It is now four defeats on the trot in the Blast.

Levi and Mohammed Azharullah appear somewhat one-dimensional a year on from Finals Day glory, and the Steelbacks’ chances rest solely on their front-loaded batting in the powerplay.

Once they are out, then it’s generally all over.

We have seen bits and bobs from Steven Crook and Ben Duckett, but also big flops like Kyle Coetzer and Matt Spriegel.

There’s no firepower in the middle order for central slow pitches, and we don’t have the bowling to contain in the last five overs.

David Willey has been rushed back and caught in a paradox where he needs to play four-day cricket to find rhythm in the Twenty20, but he is deemed not fit and match-ready enough to play four-day cricket, and so is bowling poorly in both.

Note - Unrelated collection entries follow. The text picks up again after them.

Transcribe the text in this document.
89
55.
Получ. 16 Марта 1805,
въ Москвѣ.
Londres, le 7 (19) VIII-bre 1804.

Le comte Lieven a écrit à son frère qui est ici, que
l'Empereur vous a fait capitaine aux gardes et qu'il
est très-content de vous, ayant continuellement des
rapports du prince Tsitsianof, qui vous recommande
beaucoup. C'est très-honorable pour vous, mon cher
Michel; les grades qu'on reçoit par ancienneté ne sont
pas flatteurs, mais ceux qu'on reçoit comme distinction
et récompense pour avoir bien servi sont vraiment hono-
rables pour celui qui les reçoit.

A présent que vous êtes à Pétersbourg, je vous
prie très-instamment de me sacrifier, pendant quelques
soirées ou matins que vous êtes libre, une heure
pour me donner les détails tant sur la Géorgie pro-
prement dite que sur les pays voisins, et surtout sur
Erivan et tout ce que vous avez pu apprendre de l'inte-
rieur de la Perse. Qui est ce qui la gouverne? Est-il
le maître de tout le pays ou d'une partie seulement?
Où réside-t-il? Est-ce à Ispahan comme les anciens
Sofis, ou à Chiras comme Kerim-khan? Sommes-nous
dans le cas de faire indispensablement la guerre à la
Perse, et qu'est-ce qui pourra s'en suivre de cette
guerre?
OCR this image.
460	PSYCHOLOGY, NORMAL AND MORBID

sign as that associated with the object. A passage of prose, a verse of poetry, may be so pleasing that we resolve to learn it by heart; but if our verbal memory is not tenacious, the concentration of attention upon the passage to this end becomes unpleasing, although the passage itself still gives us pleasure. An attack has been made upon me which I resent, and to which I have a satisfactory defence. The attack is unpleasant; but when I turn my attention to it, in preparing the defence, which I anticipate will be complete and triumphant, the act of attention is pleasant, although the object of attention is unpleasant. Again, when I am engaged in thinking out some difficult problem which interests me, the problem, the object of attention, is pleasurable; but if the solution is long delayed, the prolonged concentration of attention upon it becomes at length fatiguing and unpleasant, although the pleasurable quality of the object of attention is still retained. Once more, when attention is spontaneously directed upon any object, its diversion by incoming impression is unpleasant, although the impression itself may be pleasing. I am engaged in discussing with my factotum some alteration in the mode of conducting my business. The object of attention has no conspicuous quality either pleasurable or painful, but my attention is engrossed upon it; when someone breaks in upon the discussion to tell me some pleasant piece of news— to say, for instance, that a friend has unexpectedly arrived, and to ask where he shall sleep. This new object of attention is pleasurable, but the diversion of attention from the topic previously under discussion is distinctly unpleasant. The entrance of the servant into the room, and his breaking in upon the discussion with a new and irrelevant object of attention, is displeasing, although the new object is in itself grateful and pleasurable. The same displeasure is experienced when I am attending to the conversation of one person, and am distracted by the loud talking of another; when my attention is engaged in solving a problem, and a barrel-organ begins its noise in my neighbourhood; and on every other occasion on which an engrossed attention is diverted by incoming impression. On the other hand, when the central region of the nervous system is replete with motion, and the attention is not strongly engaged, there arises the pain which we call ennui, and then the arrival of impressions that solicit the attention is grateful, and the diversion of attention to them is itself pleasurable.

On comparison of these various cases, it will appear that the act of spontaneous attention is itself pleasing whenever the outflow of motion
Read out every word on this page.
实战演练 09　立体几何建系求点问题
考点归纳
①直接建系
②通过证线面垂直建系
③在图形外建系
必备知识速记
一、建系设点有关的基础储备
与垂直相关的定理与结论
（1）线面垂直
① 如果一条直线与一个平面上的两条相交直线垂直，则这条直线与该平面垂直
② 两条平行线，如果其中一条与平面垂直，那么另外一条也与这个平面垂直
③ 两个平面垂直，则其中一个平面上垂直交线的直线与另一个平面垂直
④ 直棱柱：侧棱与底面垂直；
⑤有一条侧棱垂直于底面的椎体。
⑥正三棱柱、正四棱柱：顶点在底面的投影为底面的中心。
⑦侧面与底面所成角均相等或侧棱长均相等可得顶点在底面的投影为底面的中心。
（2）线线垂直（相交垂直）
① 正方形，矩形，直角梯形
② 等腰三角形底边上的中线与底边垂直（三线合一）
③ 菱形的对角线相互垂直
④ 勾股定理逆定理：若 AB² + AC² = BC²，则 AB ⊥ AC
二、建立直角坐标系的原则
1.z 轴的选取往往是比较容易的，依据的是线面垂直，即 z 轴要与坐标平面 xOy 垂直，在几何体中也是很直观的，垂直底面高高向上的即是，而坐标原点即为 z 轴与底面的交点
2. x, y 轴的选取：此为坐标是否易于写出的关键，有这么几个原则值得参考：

A fit Willey with the ball is our only chance now.

It’s a shame, as the home T20 crowds have been good, and a near full-house against the Yorkshire Vikings pulled in a reported £50,000.

But hammerings at Worcester, Warwickshire and Old Trafford have all but killed the season stone dead, and with more of the same tonight at Wantage Road a concern.

The team selection has been poor and David Sales’ - who isn’t a big fan of the Twenty20 at the best of the times - bizarre inclusion in recent matches sums up that desperation, plodding along at a run a ball.

Why we don’t try Andrew Hall is confusing.

The Lancashire Lightning defeat signaled the end of the season as most of the teams we come up against in this division have star players like Butler, and we have to play them all again in the next eight games.